Network Speed Test
Pulse can now answer the question every speed test dodges: is it your network causing issues, or something out there?
Network screen → Speed test. Pulse saturates your connection against Apple's own network-quality infrastructure while watching your router, your ISP's edge, and the wider internet — separately. Then it names the guilty segment in plain English ("It's inside your network — your router chokes when the line is busy"), with a fix suggestion to match.
- Three verdict lights — Speed · Responsiveness · Reliability — above download/upload with bufferbloat grades and Apple-style RPM.
- The path strip shows each hop's idle latency and how far it balloons under load.

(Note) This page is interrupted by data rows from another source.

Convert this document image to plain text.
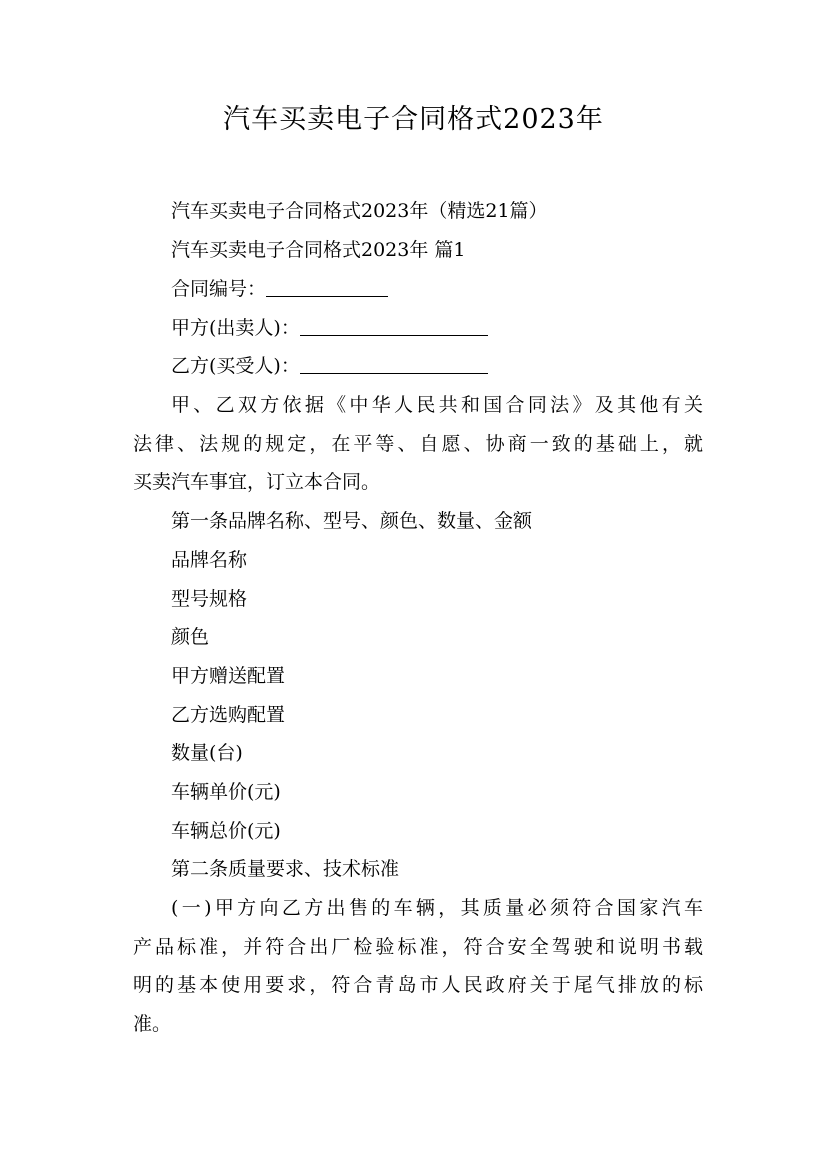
汽车买卖电子合同格式2023年
汽车买卖电子合同格式2023年（精选21篇）
汽车买卖电子合同格式2023年 篇1
合同编号：
甲方(出卖人)：
乙方(买受人)：
甲、乙双方依据《中华人民共和国合同法》及其他有关
法律、法规的规定，在平等、自愿、协商一致的基础上，就
买卖汽车事宜，订立本合同。
第一条品牌名称、型号、颜色、数量、金额
品牌名称
型号规格
颜色
甲方赠送配置
乙方选购配置
数量(台)
车辆单价(元)
车辆总价(元)
第二条质量要求、技术标准
(一)甲方向乙方出售的车辆，其质量必须符合国家汽车
产品标准，并符合出厂检验标准，符合安全驾驶和说明书载
明的基本使用要求，符合青岛市人民政府关于尾气排放的标
准。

Where the climb starts is where the queue lives.
- Every metric is judged, not just reported: quality bands (excellent / good / fair / poor), deltas vs your idle baseline, and hover any value for its scale and what it affects.
- Speeds are compared to your usual (your own median across runs), not an arbitrary scale; history keeps your last 200 tests.
- For the network engineers: per-hop latency-under-load charts, per-phase throughput charts, jitter / loss / DNS / TTFB, and the raw test log — all one click deep, invisible until you ask.
- Runs only on demand (~30 s, up to ~1 GB of data). Latency is measured with unprivileged ICMP — no elevated privileges, nothing running in the background.
Also in this release: quitting from the popover now asks first (with a "don't ask again" option) — no more accidental quits while navigating the drill-in screens.
Auto-updates via Sparkle; also on Homebrew: brew upgrade --cask mojo-pulse.